In a potential blow to hospitals and health systems without a strong post-acute care component, the U.S. Government Accountability Office (GAO) wants the Medicare program to consider moving more infusion therapy services out of hospital inpatient settings, outpatient departments and physician offices and into the less-costly home settings, according to the new report, "Home Infusion Therapy: Differences between Medicare and Private Insurers' Coverage." Specifically, the GAO advises, "The Secretary of HHS [the U.S. Department of Health and Human Services] should conduct a study of home infusion therapy to inform Congress regarding potential program costs and savings, payment options, quality issues, and program integrity associated with a comprehensive benefit under Medicare.
Medicare currently doesn't have a distinct benefit for home infusion therapy. Coverage is limited, particularly for non-homebound beneficiaries, under fee-for-service Medicare, as well as some Medicare Advantage plans. Consequently many Medicare beneficiaries have to receive infusion therapy services in more expensive hospitals, outpatient departments or physician offices.

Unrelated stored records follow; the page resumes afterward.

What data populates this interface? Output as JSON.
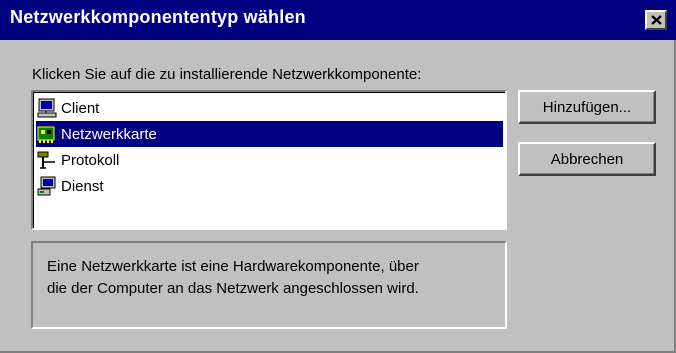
{
  "window": {
    "title": "Netzwerkkomponententyp wählen",
    "close_symbol": "×"
  },
  "instruction": "Klicken Sie auf die zu installierende Netzwerkkomponente:",
  "list": {
    "items": [
      {
        "label": "Client",
        "icon": "client-computer-icon",
        "selected": false
      },
      {
        "label": "Netzwerkkarte",
        "icon": "network-card-icon",
        "selected": true
      },
      {
        "label": "Protokoll",
        "icon": "protocol-connector-icon",
        "selected": false
      },
      {
        "label": "Dienst",
        "icon": "service-computer-icon",
        "selected": false
      }
    ]
  },
  "buttons": {
    "add_label": "Hinzufügen...",
    "cancel_label": "Abbrechen"
  },
  "description": {
    "line1": "Eine Netzwerkkarte ist eine Hardwarekomponente, über",
    "line2": "die der Computer an das Netzwerk angeschlossen wird."
  },
  "colors": {
    "titlebar": "#000080",
    "face": "#c0c0c0",
    "selection": "#000080"
  }
}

In its comments responding to the report, the Centers for Medicare and Medicaid Services alluded to potential quality and fraud-and-abuse issues that could occur with an expanded home infusion therapy benefit. However, GAO interviews with five large health insurers that have commercial and Medicare Advantage business lines found that the insurers reported having a "long and positive experience" with home infusion therapy coverage. The insurers use prior authorization and postpayment claims review to manage utilization, and they employ provider networks, accreditation and complaint monitoring to ensure quality of care.